A UDF foi concebida com grande clareza do sentido e das funções da universidade e bastante originalidade em um papel renovador para o ensino superior brasileiro. Com ênfase no ensino e pesquisa, havia uma preocupação com a promoção e disseminação cultural não só para seus alunos ou comunidade acadêmica, mas para toda a sociedade brasileira:

a cultura brasileira se ressente, sobretudo, da falta de quadros regulares para a sua formação. Em países de tradição universitária, a cultura une, socializa e coordena o pensamento e a ação. No Brasil, a cultura isola, diferencia, separa. E isso, por quê? Porque os processos para adquiri-la são tão pessoais e tão diversos, e os esforços para desenvolvê-la, tão hostis e tão difíceis, que o homem culto, à medida que se cultiva, mais se desenraíza, mais se afasta do meio comum, e mais se afirma nos exclusivismos e particularismos de sua luta pessoal pelo saber (Teixeira, 1998, p. 40).

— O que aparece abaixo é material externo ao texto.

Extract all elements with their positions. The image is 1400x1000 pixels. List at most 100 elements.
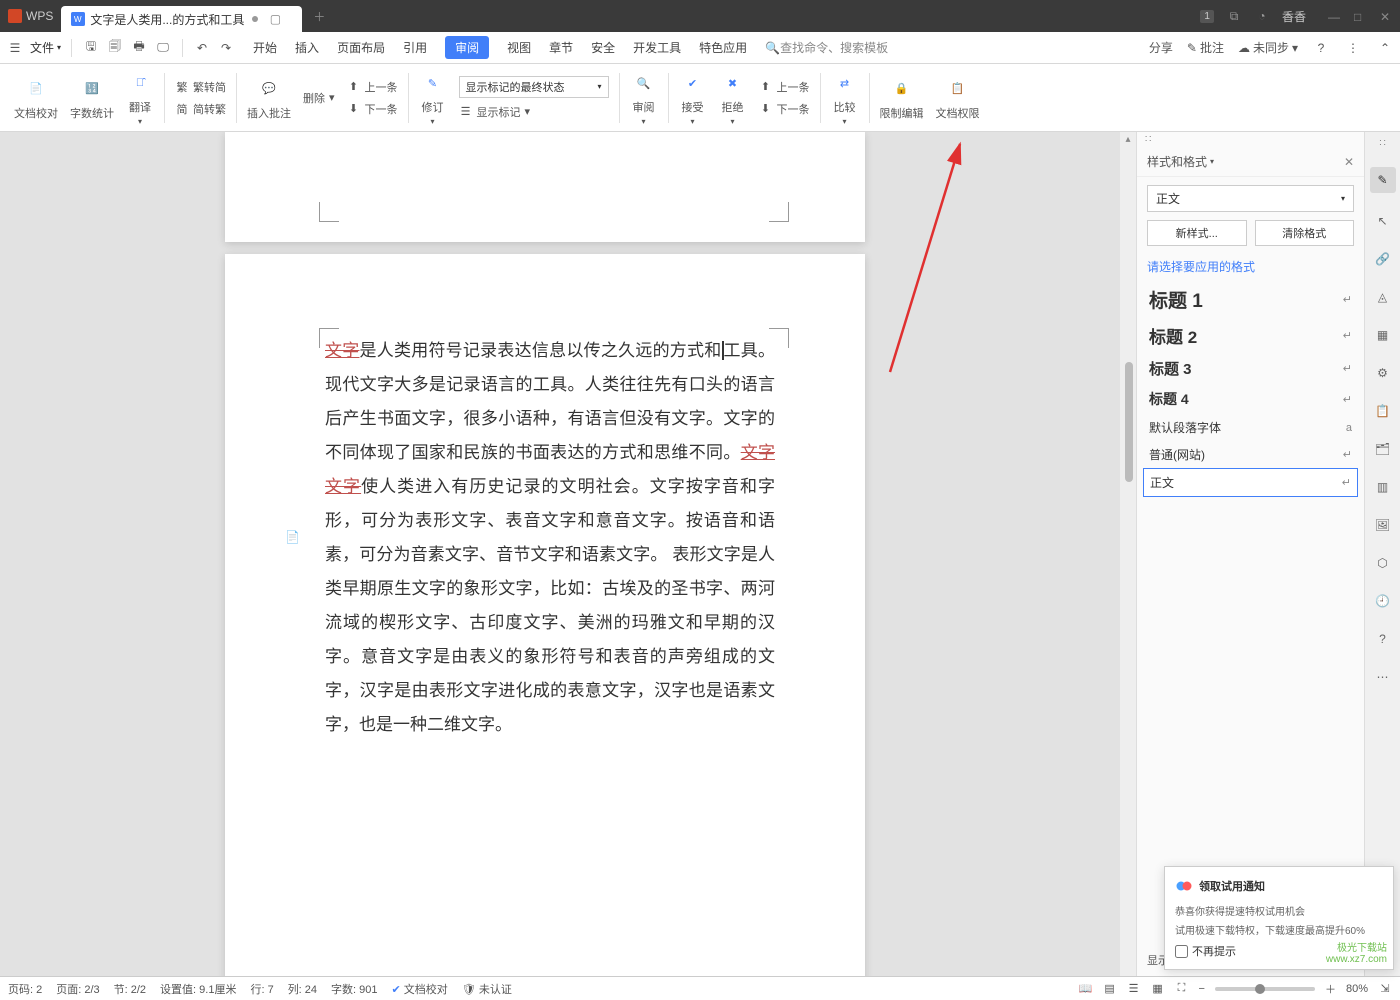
- sb-page[interactable]: 页面: 2/3: [56, 981, 99, 997]
- page-side-icon[interactable]: 📄: [285, 530, 301, 546]
- tab-page-layout[interactable]: 页面布局: [337, 39, 385, 56]
- wordcount-button[interactable]: 🔢字数统计: [70, 75, 114, 121]
- clipboard-strip-icon[interactable]: 📋: [1373, 401, 1393, 421]
- translate-button[interactable]: Ａ̂翻译▾: [126, 69, 154, 126]
- save-icon[interactable]: 🖫: [82, 39, 100, 57]
- image-strip-icon[interactable]: 🖼: [1373, 515, 1393, 535]
- next-change-button[interactable]: ⬇下一条: [759, 101, 810, 117]
- document-tab[interactable]: W 文字是人类用...的方式和工具 ▢: [61, 6, 302, 32]
- more-strip-icon[interactable]: ⋯: [1373, 667, 1393, 687]
- zoom-value[interactable]: 80%: [1346, 983, 1368, 995]
- expand-icon[interactable]: ⇲: [1378, 982, 1392, 996]
- help-strip-icon[interactable]: ?: [1373, 629, 1393, 649]
- style-item[interactable]: 标题 1↵: [1143, 281, 1358, 318]
- zoom-slider-thumb[interactable]: [1255, 984, 1265, 994]
- sb-section[interactable]: 节: 2/2: [114, 981, 146, 997]
- styles-strip-icon[interactable]: ✎: [1370, 167, 1396, 193]
- insert-comment-button[interactable]: 💬插入批注: [247, 75, 291, 121]
- view-mode-print-icon[interactable]: ▤: [1103, 982, 1117, 996]
- app-logo[interactable]: WPS: [0, 0, 61, 32]
- undo-icon[interactable]: ↶: [193, 39, 211, 57]
- view-mode-outline-icon[interactable]: ☰: [1127, 982, 1141, 996]
- sb-cert[interactable]: 🛡 未认证: [462, 981, 512, 997]
- layers-strip-icon[interactable]: 🗂: [1373, 439, 1393, 459]
- user-name[interactable]: 香香: [1282, 8, 1306, 25]
- redo-icon[interactable]: ↷: [217, 39, 235, 57]
- scroll-thumb[interactable]: [1125, 362, 1133, 482]
- minimize-button[interactable]: —: [1328, 10, 1340, 22]
- trad-to-simp-button[interactable]: 繁繁转简: [175, 79, 226, 95]
- panel-toggle-icon[interactable]: ∷: [1379, 138, 1385, 149]
- help-icon[interactable]: ?: [1312, 39, 1330, 57]
- notification-badge[interactable]: 1: [1200, 10, 1214, 23]
- new-style-button[interactable]: 新样式...: [1147, 220, 1247, 246]
- reject-button[interactable]: ✖拒绝▾: [719, 69, 747, 126]
- new-tab-button[interactable]: ＋: [312, 9, 326, 23]
- more-icon[interactable]: ⋮: [1344, 39, 1362, 57]
- share-button[interactable]: 分享: [1149, 39, 1173, 56]
- simp-to-trad-button[interactable]: 简简转繁: [175, 101, 226, 117]
- doc-permissions-button[interactable]: 📋文档权限: [936, 75, 980, 121]
- style-item[interactable]: 标题 4↵: [1143, 384, 1358, 414]
- zoom-out-button[interactable]: −: [1199, 983, 1205, 995]
- file-menu[interactable]: 文件 ▾: [30, 39, 61, 56]
- tab-security[interactable]: 安全: [591, 39, 615, 56]
- annotate-button[interactable]: ✎ 批注: [1187, 39, 1224, 56]
- select-strip-icon[interactable]: ↖: [1373, 211, 1393, 231]
- layout-strip-icon[interactable]: ▥: [1373, 477, 1393, 497]
- maximize-button[interactable]: □: [1354, 10, 1366, 22]
- tab-review[interactable]: 审阅: [445, 36, 489, 59]
- clear-format-button[interactable]: 清除格式: [1255, 220, 1355, 246]
- close-button[interactable]: ✕: [1380, 10, 1392, 22]
- settings-strip-icon[interactable]: ⚙: [1373, 363, 1393, 383]
- view-mode-read-icon[interactable]: 📖: [1079, 982, 1093, 996]
- command-search[interactable]: 🔍 查找命令、搜索模板: [765, 39, 888, 56]
- panel-close-button[interactable]: ✕: [1344, 155, 1354, 169]
- accept-button[interactable]: ✔接受▾: [679, 69, 707, 126]
- tab-section[interactable]: 章节: [549, 39, 573, 56]
- style-item[interactable]: 普通(网站)↵: [1143, 441, 1358, 468]
- 3d-strip-icon[interactable]: ⬡: [1373, 553, 1393, 573]
- user-avatar-icon[interactable]: ◔: [1254, 8, 1270, 24]
- compare-button[interactable]: ⇄比较▾: [831, 69, 859, 126]
- proofing-button[interactable]: 📄文档校对: [14, 75, 58, 121]
- tab-insert[interactable]: 插入: [295, 39, 319, 56]
- shape-strip-icon[interactable]: ◬: [1373, 287, 1393, 307]
- view-mode-web-icon[interactable]: ▦: [1151, 982, 1165, 996]
- current-style-dropdown[interactable]: 正文▾: [1147, 185, 1354, 212]
- zoom-in-button[interactable]: ＋: [1325, 981, 1336, 997]
- style-item[interactable]: 正文↵: [1143, 468, 1358, 497]
- prev-change-button[interactable]: ⬆上一条: [759, 79, 810, 95]
- hamburger-icon[interactable]: ☰: [6, 39, 24, 57]
- tab-reference[interactable]: 引用: [403, 39, 427, 56]
- style-item[interactable]: 默认段落字体a: [1143, 414, 1358, 441]
- link-strip-icon[interactable]: 🔗: [1373, 249, 1393, 269]
- zoom-slider[interactable]: [1215, 987, 1315, 991]
- save-as-icon[interactable]: 🗐: [106, 39, 124, 57]
- document-body[interactable]: 文字是人类用符号记录表达信息以传之久远的方式和工具。现代文字大多是记录语言的工具…: [325, 334, 775, 742]
- print-icon[interactable]: 🖶: [130, 39, 148, 57]
- style-item[interactable]: 标题 3↵: [1143, 353, 1358, 384]
- apps-icon[interactable]: ⧉: [1226, 8, 1242, 24]
- fullscreen-icon[interactable]: ⛶: [1175, 982, 1189, 996]
- tab-special[interactable]: 特色应用: [699, 39, 747, 56]
- history-strip-icon[interactable]: 🕘: [1373, 591, 1393, 611]
- review-pane-button[interactable]: 🔍审阅▾: [630, 69, 658, 126]
- restrict-editing-button[interactable]: 🔒限制编辑: [880, 75, 924, 121]
- tab-extra-icon[interactable]: ▢: [268, 12, 282, 26]
- track-changes-button[interactable]: ✎修订▾: [419, 69, 447, 126]
- table-strip-icon[interactable]: ▦: [1373, 325, 1393, 345]
- style-item[interactable]: 标题 2↵: [1143, 318, 1358, 353]
- tab-dev-tools[interactable]: 开发工具: [633, 39, 681, 56]
- print-preview-icon[interactable]: 🖵: [154, 39, 172, 57]
- sync-status[interactable]: ☁ 未同步 ▾: [1238, 39, 1298, 56]
- canvas[interactable]: 📄 文字是人类用符号记录表达信息以传之久远的方式和工具。现代文字大多是记录语言的…: [0, 132, 1136, 976]
- tab-start[interactable]: 开始: [253, 39, 277, 56]
- sb-words[interactable]: 字数: 901: [331, 981, 377, 997]
- checkbox-input[interactable]: [1175, 945, 1188, 958]
- show-marks-button[interactable]: ☰显示标记 ▾: [459, 104, 609, 120]
- sb-pageno[interactable]: 页码: 2: [8, 981, 42, 997]
- tab-view[interactable]: 视图: [507, 39, 531, 56]
- vertical-scrollbar[interactable]: ▴: [1120, 132, 1136, 976]
- track-display-dropdown[interactable]: 显示标记的最终状态▾: [459, 76, 609, 98]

Dessa forma, a importância dada à formação de indivíduos com domínio do saber historicamente acumulado para compor os quadros necessários e os ofícios úteis não suplantava a atenção à premência de se criar um ambiente de saber que facilitasse a participação de todos na formação intelectual da experiência humana (Fávero, 2011). Fica clara a elaboração de Anísio quanto à função social da universidade, sua importância como fonte para a própria constituição da sociedade e criação da identidade nacional. A universidade se constitui, portanto, tanto em lócus de investigação e produção de conhecimento quanto do desenvolvimento da nação, como um núcleo de formação intelectual do País. Nas palavras do educador:

a função da Universidade é uma função única e exclusiva. Não se trata, somente, de difundir conhecimentos. O livro também os difunde. Não se trata, somente, de conservar a experiência humana. O livro também a conserva. Não se trata, somente, de preparar práticos ou profissionais, de ofícios ou artes. A aprendizagem direta os prepara, ou, em último caso, escolas muito mais singelas do que as universidades.

Trata-se de manter uma atmosfera de saber pelo saber para se preparar o homem que o serve e o desenvolve. Trata-se de conservar o saber vivo e não morto, nos livros ou no empirismo das práticas não intelectualizadas. Trata-se de formular intelectualmente a experiência humana, sempre renovada, para que a mesma se torne consciente e progressiva (Teixeira, 1998, p. 35)

Entendendo a universidade como indispensável para a existência autônoma de um povo, o exercício da liberdade e a autonomia universitária eram uma exigência para sua concretização (Fávero, 2011). Em um contexto político autoritário e de inquietação e perseguição política, a UDF existiu por apenas quatro anos e se configurou em utopia vetada, apesar de ser uma

experiência universitária fecunda (Morosini, 2011). Nessa experiência estão as bases do que viria a ser, na década de 1960, o projeto original da Universidade de Brasília.